Consigli al Pd: non fate come il PdL

Il rifiuto del dialogo può condurre proprio al punto di non ritorno

La riflessione politica che è arrivata in questi giorni da Walter Veltroni per ciò che riguarda lo stato dell’arte del suo partito parte da un dato certo: il Partito democratico, nel peggior momento per il dirimpettaio Popolo della libertà, è appena sopra il 24% dei consensi. Tradotto: non riesce a crescere. È fermo, stagnato. Agisce, quando può, di rimessa. E, cosa più grave, questa situazione fa crescere la popolarità dei diretti competitori: dai giustizialisti come Antonio Di Pietro ai tribuni dall’eloquio suadente come Nichi Vendola.
Si può discutere (per lo meno così è stato fatto) sull’utilità, la necessità o meno di un documento, con tanto di sottoscrizione, che mette in discussione il profilo del partito in un momento del genere.

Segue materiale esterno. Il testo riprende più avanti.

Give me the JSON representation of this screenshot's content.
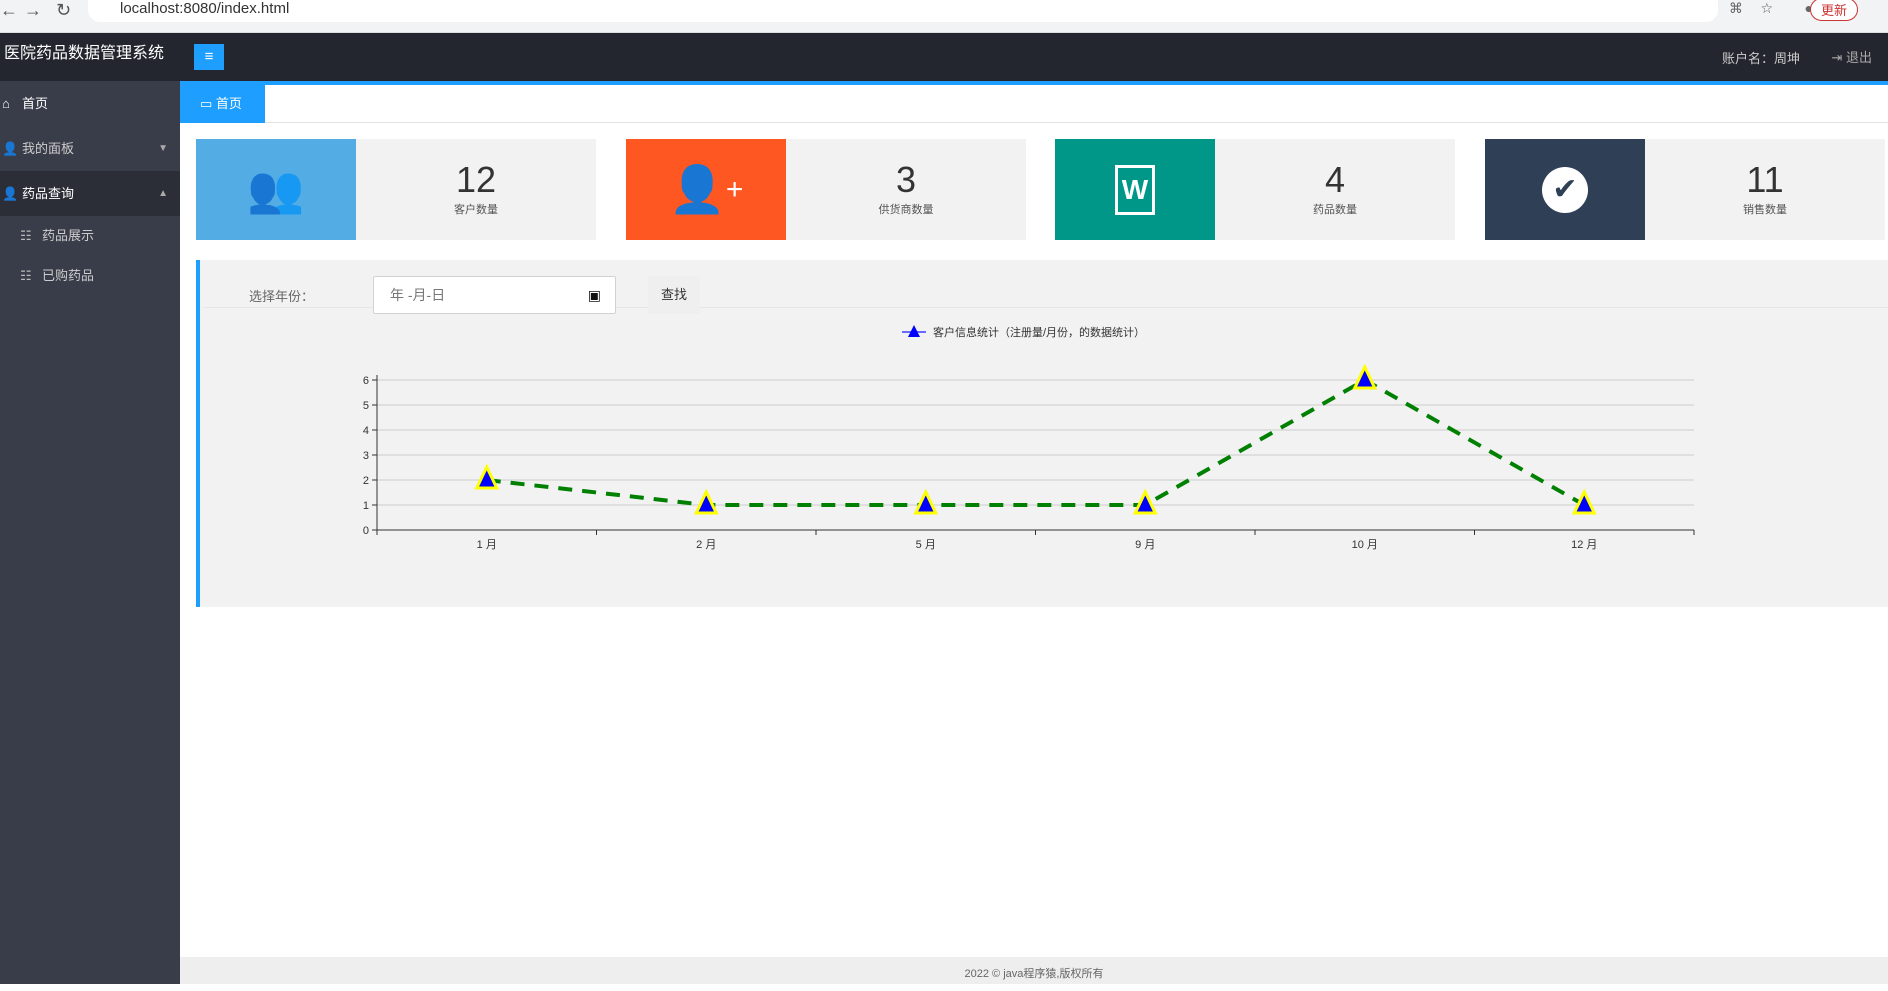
{
  "browser": {
    "url": "localhost:8080/index.html",
    "update_label": "更新"
  },
  "header": {
    "title": "医院药品数据管理系统",
    "menu_icon": "≡",
    "account_label": "账户名：周坤",
    "logout_label": "退出"
  },
  "sidebar": {
    "items": [
      {
        "label": "首页",
        "icon": "home"
      },
      {
        "label": "我的面板",
        "icon": "user"
      },
      {
        "label": "药品查询",
        "icon": "user"
      },
      {
        "label": "药品展示",
        "icon": "list"
      },
      {
        "label": "已购药品",
        "icon": "list"
      }
    ]
  },
  "tab": {
    "label": "首页"
  },
  "cards": [
    {
      "value": "12",
      "label": "客户数量",
      "color": "#53ace4",
      "icon": "users"
    },
    {
      "value": "3",
      "label": "供货商数量",
      "color": "#ff5722",
      "icon": "user-plus"
    },
    {
      "value": "4",
      "label": "药品数量",
      "color": "#009688",
      "icon": "word-file"
    },
    {
      "value": "11",
      "label": "销售数量",
      "color": "#2f4056",
      "icon": "check-circle"
    }
  ],
  "search": {
    "label": "选择年份：",
    "placeholder": "年 -月-日",
    "button": "查找"
  },
  "chart_data": {
    "type": "line",
    "legend": "客户信息统计（注册量/月份，的数据统计）",
    "legend_position": "top-center",
    "categories": [
      "1 月",
      "2 月",
      "5 月",
      "9 月",
      "10 月",
      "12 月"
    ],
    "values": [
      2,
      1,
      1,
      1,
      6,
      1
    ],
    "yticks": [
      "0",
      "1",
      "2",
      "3",
      "4",
      "5",
      "6"
    ],
    "ylim": [
      0,
      6
    ],
    "line_color": "#008000",
    "marker_color": "#0000ff",
    "marker_border": "#ffff00"
  },
  "footer": {
    "text": "2022 © java程序猿,版权所有"
  }
}
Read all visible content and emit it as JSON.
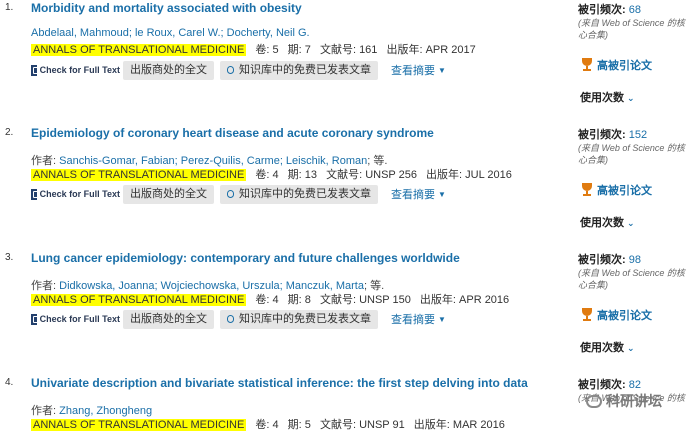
{
  "records": [
    {
      "num": "1.",
      "title": "Morbidity and mortality associated with obesity",
      "authors_prefix": "",
      "authors": "Abdelaal, Mahmoud; le Roux, Carel W.; Docherty, Neil G.",
      "authors_suffix": "",
      "journal": "ANNALS OF TRANSLATIONAL MEDICINE",
      "volume": "卷: 5",
      "issue": "期: 7",
      "article": "文献号: 161",
      "year": "出版年: APR 2017",
      "cited_label": "被引频次:",
      "cited_count": "68",
      "cited_sub": "(来自 Web of Science 的核心合集)"
    },
    {
      "num": "2.",
      "title": "Epidemiology of coronary heart disease and acute coronary syndrome",
      "authors_prefix": "作者: ",
      "authors": "Sanchis-Gomar, Fabian; Perez-Quilis, Carme; Leischik, Roman",
      "authors_suffix": "; 等.",
      "journal": "ANNALS OF TRANSLATIONAL MEDICINE",
      "volume": "卷: 4",
      "issue": "期: 13",
      "article": "文献号: UNSP 256",
      "year": "出版年: JUL 2016",
      "cited_label": "被引频次:",
      "cited_count": "152",
      "cited_sub": "(来自 Web of Science 的核心合集)"
    },
    {
      "num": "3.",
      "title": "Lung cancer epidemiology: contemporary and future challenges worldwide",
      "authors_prefix": "作者: ",
      "authors": "Didkowska, Joanna; Wojciechowska, Urszula; Manczuk, Marta",
      "authors_suffix": "; 等.",
      "journal": "ANNALS OF TRANSLATIONAL MEDICINE",
      "volume": "卷: 4",
      "issue": "期: 8",
      "article": "文献号: UNSP 150",
      "year": "出版年: APR 2016",
      "cited_label": "被引频次:",
      "cited_count": "98",
      "cited_sub": "(来自 Web of Science 的核心合集)"
    },
    {
      "num": "4.",
      "title": "Univariate description and bivariate statistical inference: the first step delving into data",
      "authors_prefix": "作者: ",
      "authors": "Zhang, Zhongheng",
      "authors_suffix": "",
      "journal": "ANNALS OF TRANSLATIONAL MEDICINE",
      "volume": "卷: 4",
      "issue": "期: 5",
      "article": "文献号: UNSP 91",
      "year": "出版年: MAR 2016",
      "cited_label": "被引频次:",
      "cited_count": "82",
      "cited_sub": "(来自 Web of Science 的核"
    }
  ],
  "actions": {
    "check_full_text": "Check for Full Text",
    "publisher_full_text": "出版商处的全文",
    "free_published": "知识库中的免费已发表文章",
    "view_abstract": "查看摘要"
  },
  "highly_cited_label": "高被引论文",
  "usage_label": "使用次数",
  "watermark": "科研讲坛",
  "colors": {
    "link": "#1a6fa8",
    "journal_highlight": "#ffff00",
    "trophy": "#e07b10"
  }
}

Ma è un fatto incontrovertibile che sarà pure un grosso problema se il maggior partito di opposizione non riesce ad approfittare della crescente difficoltà del proprio avversario politico. Segno che, e questa è la riflessione da cui prende corpo la proposta di Veltroni, c’è qualcosa che non va nella proposta del Pd, nel suo profilo e nel messaggio all’elettorato.
Del resto, quello che è stato denunciato da Veltroni (di cui, come ovvio anche lui stesso è responsabile essendo stato un fondatore del Pd e leader dimissionario) al popolo democratico è chiaro da tempo: manca una prospettiva unitaria sulle riforme, la vocazione maggioritaria scricchiola, le alleanze sono meno chiare del programma ma soprattutto non si sente quella “narrazione” che è stata il segreto del successo della prima stagione di Romano Prodi.
Le reazioni interne al documento proposto dell’ex segretario, però, sembrano dettate più dall’irritazione che dalla voglia di entrare nel merito delle questioni: è stato dichiarato inopportuno, lacerante, correntista. Ma nessuno dei critici, fino a questo momento, è entrato all’interno delle questione. A meno che la scelta del questionario spedito ai militanti voluta da Pier Luigi Bersani (una sorta di customer satisfaction sul Pd e il suo segretario) sia la scossa così desiderata. Perché questa sembra, con tutto il rispetto, un po’ debole come risposta e in linea più con la cultura dei sondaggi del premier che con quella della storia della sinistra italiana.
A questo punto, però, balza un terribile dubbio. Non è che anche dalle parti dei democrats stia nascendo la stessa sindrome che ha colpito il Pdl? Quella che scambia il dibattito come complotto e la differenza come eresia? Sì, perché il rischio di esasperare così i toni dopo l’uscita di Veltroni tanto da parlare di «favore fatto a Berlusconi» e cose simili alla lunga porta a questo: alla tentazione della scissione, magari non della cacciata ma per lo meno dell’isolamento dell’avversario che diventa così nemico. Anzi, peggio, traditore.
Lo abbiamo scritto appena un mese fa da queste pagine: il Pd, nonostante le sue parrocchie e i suoi tic, è un partito che fino a questo momento (anche pagando un prezzo alto in termini di unità) non ha rifiutato il dialogo e non ha mai praticato la caccia alle streghe. Ragion per cui, farsi prendere dalla tentazione di copiare i cugini del centrodestra proprio in quest’ambito non sembra davvero un’idea geniale né politicamente appetibile. Visti i risultati poi…

Antonio Rapisarda
da Farefuturo

Commenti

  1. Ma guarda te se dobbiamo ridurci così male da dover ricevere consigli da quelli del Centrodestra!!! Bersani, Veltroni, Franceschini, Codurelli, Rusconi: andatevene a casa!!! Avete fallito!!! Non siete degni di rappresentarci!!!